While this structure has provided a great deal of cross-team isolation, 
it has come at the cost of high propagation delays of fixes to all 
forests. This propagation delay combined with only pushing fixes to a 
subset of repos also severely complicates making coordinated changes 
which span across repositories, as often occurred in Project Lambda and 
which chronically occurs for technologies like servicability. To give a 
representative example, consider a hypothetical change which requires 
updates to both the HotSpot runtime area as well as core libraries. If 
the change is first pushed to HotSpot, the propagation proceeds like:

     fix pushed to HotSpot runtime forest -> HotSpot main -> JDK 8 
master -> TL -> core libs engineer's forest

At this point, the libraries half of the change can be pushed:

     core libs fix pushed to TL -> JDK 8 master -> HotSpot main -> 
HotSpot runtime -> HotSpot runtime engineer's forest

This cycle to separately push both halves of what is conceptually a 
single fix and wait for them to propagate can take about four weeks. 
(Worse, often there needs to be a third push to complete the fix since 
the first push is often to "accept old way or new way" and the third 
push updates this to "accept new way only." When such a clean-up push is 
needed, it takes another two weeks to fully propagate.)

Since more projects requiring cross-repository coordination are expected 
in the future, I'm proposing a number of changes to the forest structure 
and management policies in JDK 9 to reduce the propagation delays.

* A master forest that is a time-delayed version of dev; dev described 
below.

* The dev forest conceptually replaces TL and hosts all 
libraries-related changes. When the sources in dev are in a known-good 
state, that state can be integrated to master. This integration cycle 
would happen at least weekly. In a change from current practice, HotSpot 
changes would be integrated into dev and *not* into master. All other 
team forests would also integrate into dev rather than master.
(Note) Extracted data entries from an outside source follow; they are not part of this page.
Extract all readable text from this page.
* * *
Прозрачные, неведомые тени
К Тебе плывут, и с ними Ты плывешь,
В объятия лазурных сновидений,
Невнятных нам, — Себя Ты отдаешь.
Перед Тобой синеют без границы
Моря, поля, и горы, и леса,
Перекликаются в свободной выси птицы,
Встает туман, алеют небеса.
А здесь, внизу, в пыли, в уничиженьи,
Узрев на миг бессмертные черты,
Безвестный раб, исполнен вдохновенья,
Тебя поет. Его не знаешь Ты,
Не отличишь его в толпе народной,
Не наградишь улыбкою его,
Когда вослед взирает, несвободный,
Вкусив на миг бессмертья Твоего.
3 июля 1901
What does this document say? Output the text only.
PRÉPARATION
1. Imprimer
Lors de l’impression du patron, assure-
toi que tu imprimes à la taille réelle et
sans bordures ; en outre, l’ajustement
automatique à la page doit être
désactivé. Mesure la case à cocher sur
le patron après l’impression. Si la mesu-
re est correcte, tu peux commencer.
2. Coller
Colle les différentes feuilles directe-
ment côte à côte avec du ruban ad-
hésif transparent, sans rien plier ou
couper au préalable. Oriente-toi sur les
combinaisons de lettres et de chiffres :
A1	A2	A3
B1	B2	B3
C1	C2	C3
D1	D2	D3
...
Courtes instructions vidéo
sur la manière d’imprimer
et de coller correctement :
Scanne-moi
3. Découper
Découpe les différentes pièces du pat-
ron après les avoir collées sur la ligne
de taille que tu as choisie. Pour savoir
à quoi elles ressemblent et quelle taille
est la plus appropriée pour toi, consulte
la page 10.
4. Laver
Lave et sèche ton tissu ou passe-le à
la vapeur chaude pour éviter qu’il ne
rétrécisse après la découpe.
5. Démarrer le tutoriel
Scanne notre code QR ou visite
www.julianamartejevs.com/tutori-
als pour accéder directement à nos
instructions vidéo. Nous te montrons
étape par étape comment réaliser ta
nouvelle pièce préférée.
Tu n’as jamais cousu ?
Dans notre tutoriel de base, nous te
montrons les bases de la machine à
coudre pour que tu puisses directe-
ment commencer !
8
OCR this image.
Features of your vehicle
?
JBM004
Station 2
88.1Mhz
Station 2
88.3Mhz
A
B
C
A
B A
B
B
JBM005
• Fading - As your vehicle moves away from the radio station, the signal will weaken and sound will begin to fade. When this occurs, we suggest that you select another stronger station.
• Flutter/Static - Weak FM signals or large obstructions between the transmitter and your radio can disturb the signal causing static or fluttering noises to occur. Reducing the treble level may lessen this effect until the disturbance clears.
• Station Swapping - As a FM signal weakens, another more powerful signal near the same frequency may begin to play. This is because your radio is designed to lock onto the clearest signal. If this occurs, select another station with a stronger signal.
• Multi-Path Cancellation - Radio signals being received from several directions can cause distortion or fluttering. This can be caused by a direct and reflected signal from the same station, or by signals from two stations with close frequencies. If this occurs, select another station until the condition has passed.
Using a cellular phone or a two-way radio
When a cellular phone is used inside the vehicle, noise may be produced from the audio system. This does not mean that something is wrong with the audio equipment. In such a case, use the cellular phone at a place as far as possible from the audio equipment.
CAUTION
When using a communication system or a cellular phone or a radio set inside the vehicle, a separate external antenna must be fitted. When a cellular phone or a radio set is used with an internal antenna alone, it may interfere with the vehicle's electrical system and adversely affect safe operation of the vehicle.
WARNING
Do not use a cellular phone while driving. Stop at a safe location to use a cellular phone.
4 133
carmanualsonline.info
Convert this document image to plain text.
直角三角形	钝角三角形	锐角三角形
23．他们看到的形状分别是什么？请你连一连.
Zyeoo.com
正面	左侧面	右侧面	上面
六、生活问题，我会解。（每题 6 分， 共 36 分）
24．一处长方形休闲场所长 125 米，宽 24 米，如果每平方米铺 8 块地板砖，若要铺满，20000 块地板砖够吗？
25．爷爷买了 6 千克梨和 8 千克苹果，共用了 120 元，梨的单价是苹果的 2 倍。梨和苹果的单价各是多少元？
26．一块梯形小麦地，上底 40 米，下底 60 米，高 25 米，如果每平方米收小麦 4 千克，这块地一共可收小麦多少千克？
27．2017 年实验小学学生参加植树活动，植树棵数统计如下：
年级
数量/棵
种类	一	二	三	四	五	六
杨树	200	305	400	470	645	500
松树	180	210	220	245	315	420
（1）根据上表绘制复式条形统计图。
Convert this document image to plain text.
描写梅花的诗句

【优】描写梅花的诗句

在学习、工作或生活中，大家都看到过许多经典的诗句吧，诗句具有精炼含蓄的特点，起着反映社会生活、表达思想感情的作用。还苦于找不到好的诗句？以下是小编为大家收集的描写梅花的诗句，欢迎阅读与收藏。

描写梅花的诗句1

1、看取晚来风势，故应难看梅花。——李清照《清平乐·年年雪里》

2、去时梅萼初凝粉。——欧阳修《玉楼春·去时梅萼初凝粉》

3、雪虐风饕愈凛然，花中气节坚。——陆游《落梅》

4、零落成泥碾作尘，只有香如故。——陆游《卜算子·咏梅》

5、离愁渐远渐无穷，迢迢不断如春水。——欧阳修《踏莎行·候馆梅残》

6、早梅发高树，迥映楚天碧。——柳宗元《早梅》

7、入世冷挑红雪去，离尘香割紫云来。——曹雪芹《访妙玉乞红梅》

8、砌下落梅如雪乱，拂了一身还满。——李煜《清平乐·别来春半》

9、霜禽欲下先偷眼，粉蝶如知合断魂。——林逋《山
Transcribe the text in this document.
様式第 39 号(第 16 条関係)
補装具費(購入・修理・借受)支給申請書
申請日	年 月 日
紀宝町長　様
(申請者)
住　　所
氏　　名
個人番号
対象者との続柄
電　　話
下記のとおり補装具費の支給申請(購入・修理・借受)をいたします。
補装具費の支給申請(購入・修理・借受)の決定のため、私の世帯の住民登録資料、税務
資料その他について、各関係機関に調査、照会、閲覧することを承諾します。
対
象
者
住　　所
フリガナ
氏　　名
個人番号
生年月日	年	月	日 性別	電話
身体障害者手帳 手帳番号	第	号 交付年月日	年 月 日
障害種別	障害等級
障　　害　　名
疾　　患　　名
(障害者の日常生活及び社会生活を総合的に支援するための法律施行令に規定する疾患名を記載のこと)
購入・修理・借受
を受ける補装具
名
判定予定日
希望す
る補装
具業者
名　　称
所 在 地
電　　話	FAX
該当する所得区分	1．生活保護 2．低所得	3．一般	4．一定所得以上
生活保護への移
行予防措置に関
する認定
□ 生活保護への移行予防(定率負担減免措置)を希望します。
* Coordinated HotSpot + other component fixes would *both* get first 
pushed through the HotSpot forest. From hotspot the full fix would be 
integrated into dev. If additional testing was appropriate for the 
non-HotSpot fix, that testing should occur before integration into dev.

* Regular promoted builds based on master would continue.

By having team forests integrate directly into dev as well as having 
many libraries developers pushing directly to dev, the dev forest serves 
as an active collaboration area with greatly reduced propagation times 
across the whole system. With this model there is less cross-team 
isolation; teams and individuals are responsible for promptly fixing any 
breakage which is introduced. If problems are not quickly addressed, a 
problematic changeset may be anti-delta'ed.

(Conceptually, in this model a separate master forest is not strictly 
needed since the known-good states could be indicated using a mechanism 
like Hg tags. However, while adjusting to the new model and to allow for 
fixes directly to master in exceptional circumstances, I'm proposing a 
physically separate master forest be retained. The distinct URL of 
master will also clearly indicate known-good states of the source code.)

Please send comments on the above by November 29.

Thanks,

-Joe